Menyempatkan diri menyaksikan film yang ramai diperbincangkan bahkan sebelum rilis resmi ini, saya menikmatinya sebagai sebuah film utuh yang berdiri sendiri. Bukan sebagai sekuel, bukan sebagai serial, pun bukan sebagai remake. Ini adalah sebuah film baru, yang kebetulan saja saya sudah mengenal tokoh dengan nama yang sama di film-film terdahulu. Tak tergerak sedikitpun meraih handphone yang memang saya nonaktifkan, dari awal hingga akhir film ini memenuhi unsur menarik dan menghibur bagi saya.
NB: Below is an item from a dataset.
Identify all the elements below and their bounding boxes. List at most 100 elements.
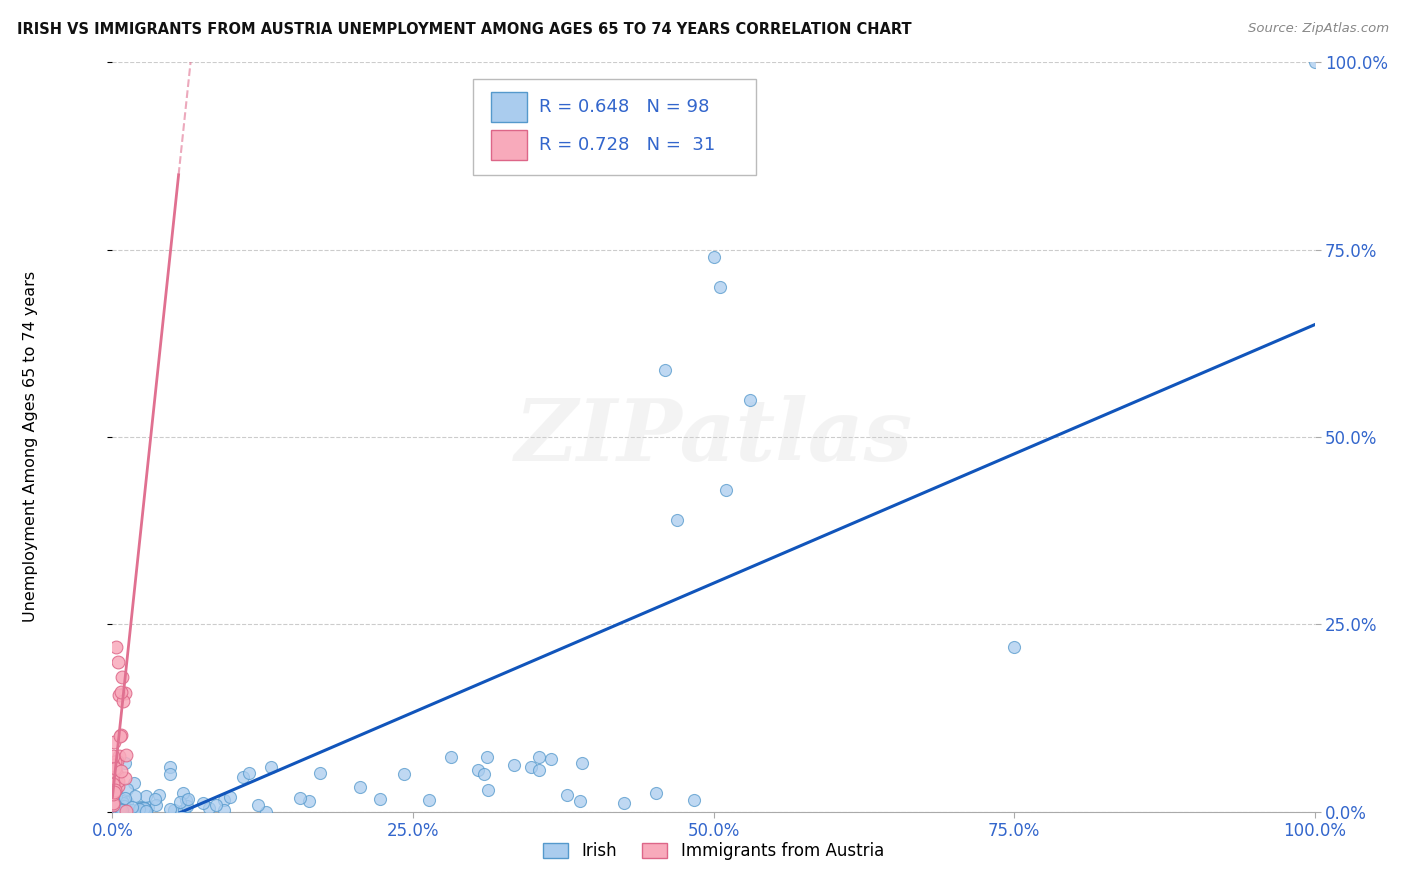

Peter Parker digambarkan sebagai remaja di tahun kedua SMA. Sangat cocok untuk mendukung cerita tentang kegamangan jiwa mudanya. Bagian inilah yang paling menarik bagi saya. Film yang diproduseri Kevin Feige dan Amy Pascal ini bukan hanya menampilkan Peter beraksi sebagai Spider-Man membantu berbagai warga kota yang kesusahan atau melawan serangan alien dari planet lain. Lebih dari itu, karya apik sutradara Jon Watts ini mengungkap sisi-sisi kedewasaan keponakan Tante May tentang alasan bahwa dia layak menjadi Spider-Man. Tentang kata-kata Tony Starks bahwa Peter tak layak mendapatkan kostum jika tak mampu melakukan apa-apa, juga tentang pilihan Peter untuk meninggalkan Liz demi menghentikan kejahatan ayah gadis kulit gelap yang begitu disukainya itu. Jangan lupakan persahabatan Peter dan Ned yang menjadikan karakter utama di film ini semakin riil sebagai anak SMA. Meskipun tentu saja unsur fantasinya juga bagus.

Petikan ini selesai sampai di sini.